In 2014, the combustion of coal accounted for 45 per cent of total energy-related CO2 emissions, with about one-third coming from oil and 20 per cent from natural gas.
Between 1990 and 2014, total greenhouse gas emissions increased by almost 30 per cent but emissions from electricity generation almost doubled.
In contrast, electricity generation from low-carbon sources, such as nuclear power, hydroelectricity and other renewables, grew by 80 per cent.
“Reducing emissions from electricity generation will necessitate a larger contribution from these low-carbon sources in the future,” the IAEA report said.

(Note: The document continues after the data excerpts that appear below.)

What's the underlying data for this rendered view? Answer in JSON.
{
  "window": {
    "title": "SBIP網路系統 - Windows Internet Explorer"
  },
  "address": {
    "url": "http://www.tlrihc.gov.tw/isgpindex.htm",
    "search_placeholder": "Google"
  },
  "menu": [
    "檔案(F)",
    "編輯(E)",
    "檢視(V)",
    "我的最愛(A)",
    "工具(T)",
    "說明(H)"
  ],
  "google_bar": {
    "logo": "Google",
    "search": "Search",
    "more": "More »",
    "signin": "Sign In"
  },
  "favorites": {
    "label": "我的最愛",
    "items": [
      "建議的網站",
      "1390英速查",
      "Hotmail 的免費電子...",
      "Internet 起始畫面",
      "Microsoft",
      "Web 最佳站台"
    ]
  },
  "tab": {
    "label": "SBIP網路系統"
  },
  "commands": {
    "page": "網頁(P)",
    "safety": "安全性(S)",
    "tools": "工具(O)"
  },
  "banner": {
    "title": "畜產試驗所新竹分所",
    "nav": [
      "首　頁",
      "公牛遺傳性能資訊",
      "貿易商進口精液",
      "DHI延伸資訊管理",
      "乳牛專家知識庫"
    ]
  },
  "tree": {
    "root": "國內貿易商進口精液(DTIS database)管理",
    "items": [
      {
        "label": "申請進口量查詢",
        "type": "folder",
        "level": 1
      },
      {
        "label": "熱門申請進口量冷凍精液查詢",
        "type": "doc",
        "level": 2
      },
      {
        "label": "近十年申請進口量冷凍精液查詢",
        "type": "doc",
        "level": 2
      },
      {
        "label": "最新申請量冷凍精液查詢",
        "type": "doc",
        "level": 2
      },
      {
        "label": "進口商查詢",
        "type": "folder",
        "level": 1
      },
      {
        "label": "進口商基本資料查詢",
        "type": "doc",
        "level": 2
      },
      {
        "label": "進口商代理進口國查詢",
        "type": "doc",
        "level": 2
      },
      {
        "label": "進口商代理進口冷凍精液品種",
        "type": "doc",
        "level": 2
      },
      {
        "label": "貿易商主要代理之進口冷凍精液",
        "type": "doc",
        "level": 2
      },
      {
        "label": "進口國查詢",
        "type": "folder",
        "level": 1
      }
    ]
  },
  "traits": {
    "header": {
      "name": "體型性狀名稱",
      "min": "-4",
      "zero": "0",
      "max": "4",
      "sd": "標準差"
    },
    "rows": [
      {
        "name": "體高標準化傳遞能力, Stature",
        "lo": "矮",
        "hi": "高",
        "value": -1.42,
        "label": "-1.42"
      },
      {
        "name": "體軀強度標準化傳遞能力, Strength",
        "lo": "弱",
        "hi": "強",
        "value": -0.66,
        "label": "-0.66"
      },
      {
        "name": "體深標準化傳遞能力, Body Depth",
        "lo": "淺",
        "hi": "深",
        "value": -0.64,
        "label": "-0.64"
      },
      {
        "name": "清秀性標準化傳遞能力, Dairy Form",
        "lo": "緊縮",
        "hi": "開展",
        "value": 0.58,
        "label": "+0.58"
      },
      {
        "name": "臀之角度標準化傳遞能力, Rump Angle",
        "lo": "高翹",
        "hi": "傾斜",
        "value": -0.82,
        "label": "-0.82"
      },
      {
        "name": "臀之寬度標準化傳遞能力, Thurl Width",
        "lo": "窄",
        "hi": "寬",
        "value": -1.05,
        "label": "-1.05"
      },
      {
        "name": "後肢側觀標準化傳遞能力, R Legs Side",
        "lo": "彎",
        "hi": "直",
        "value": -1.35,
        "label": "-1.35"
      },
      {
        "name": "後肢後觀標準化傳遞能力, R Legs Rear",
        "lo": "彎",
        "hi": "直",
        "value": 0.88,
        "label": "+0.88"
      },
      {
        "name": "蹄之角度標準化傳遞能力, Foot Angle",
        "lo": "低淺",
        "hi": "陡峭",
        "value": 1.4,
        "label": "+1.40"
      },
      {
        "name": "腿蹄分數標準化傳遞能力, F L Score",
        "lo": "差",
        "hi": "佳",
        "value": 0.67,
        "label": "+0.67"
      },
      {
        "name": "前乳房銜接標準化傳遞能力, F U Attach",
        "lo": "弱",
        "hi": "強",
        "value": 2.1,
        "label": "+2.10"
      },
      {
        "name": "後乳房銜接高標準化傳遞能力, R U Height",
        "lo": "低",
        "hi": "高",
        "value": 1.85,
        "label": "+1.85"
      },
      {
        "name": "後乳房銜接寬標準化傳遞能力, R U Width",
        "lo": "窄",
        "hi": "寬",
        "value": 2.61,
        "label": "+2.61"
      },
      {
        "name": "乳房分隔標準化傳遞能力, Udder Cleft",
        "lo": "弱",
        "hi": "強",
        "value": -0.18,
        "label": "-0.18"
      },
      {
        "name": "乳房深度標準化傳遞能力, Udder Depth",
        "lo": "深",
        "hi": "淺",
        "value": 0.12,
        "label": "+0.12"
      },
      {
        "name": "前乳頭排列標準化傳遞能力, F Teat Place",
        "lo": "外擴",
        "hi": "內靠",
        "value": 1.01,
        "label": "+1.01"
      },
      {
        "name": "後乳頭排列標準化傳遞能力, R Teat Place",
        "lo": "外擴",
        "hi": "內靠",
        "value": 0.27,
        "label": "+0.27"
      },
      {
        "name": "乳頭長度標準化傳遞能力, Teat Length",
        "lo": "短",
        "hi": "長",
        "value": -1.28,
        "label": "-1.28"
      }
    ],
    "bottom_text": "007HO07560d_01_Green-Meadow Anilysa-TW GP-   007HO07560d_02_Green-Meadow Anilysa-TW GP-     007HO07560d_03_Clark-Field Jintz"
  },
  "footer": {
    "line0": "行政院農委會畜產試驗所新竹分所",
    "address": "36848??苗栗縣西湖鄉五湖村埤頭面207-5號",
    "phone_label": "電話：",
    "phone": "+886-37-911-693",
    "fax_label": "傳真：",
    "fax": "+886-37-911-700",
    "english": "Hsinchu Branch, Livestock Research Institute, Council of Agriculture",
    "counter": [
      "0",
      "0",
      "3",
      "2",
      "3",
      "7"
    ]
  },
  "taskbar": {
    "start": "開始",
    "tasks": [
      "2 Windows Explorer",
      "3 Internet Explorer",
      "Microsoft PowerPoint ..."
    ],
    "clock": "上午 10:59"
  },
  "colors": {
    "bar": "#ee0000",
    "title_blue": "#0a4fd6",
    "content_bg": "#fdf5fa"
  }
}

Nuclear energy had avoided about 68 gigatonnes of carbon dioxide emissions between 1970 and 2015, equal to the entire actual emissions from the power sector between 2010 and 2015.
The IAEA said the contribution of nuclear energy to greenhouse gas mitigation over the next decades would depend on many factors including the performance of the nuclear industry, economic competitiveness and safety.
Nuclear energy also faced debate around radiation exposure, radioactive waste, and off-site effects of nuclear accidents.
The latest IAEA estimates project significantly lower nuclear capacity for 2050. “These declining nuclear capacity projections raise serious concerns about the prospects for climate change mitigation,” the report said.
It said nuclear plants were expensive to build compared with coal and gas but competitive except when low cost fossil fuels such as shale gas were available.
“If the health and environmental costs of fossil fuels are also considered, nuclear power is even more competitive,” the report said.
While the earthquake and tsunami in 2011 in Japan had caused 20,000 casualties, none was related to the release of radioactive material.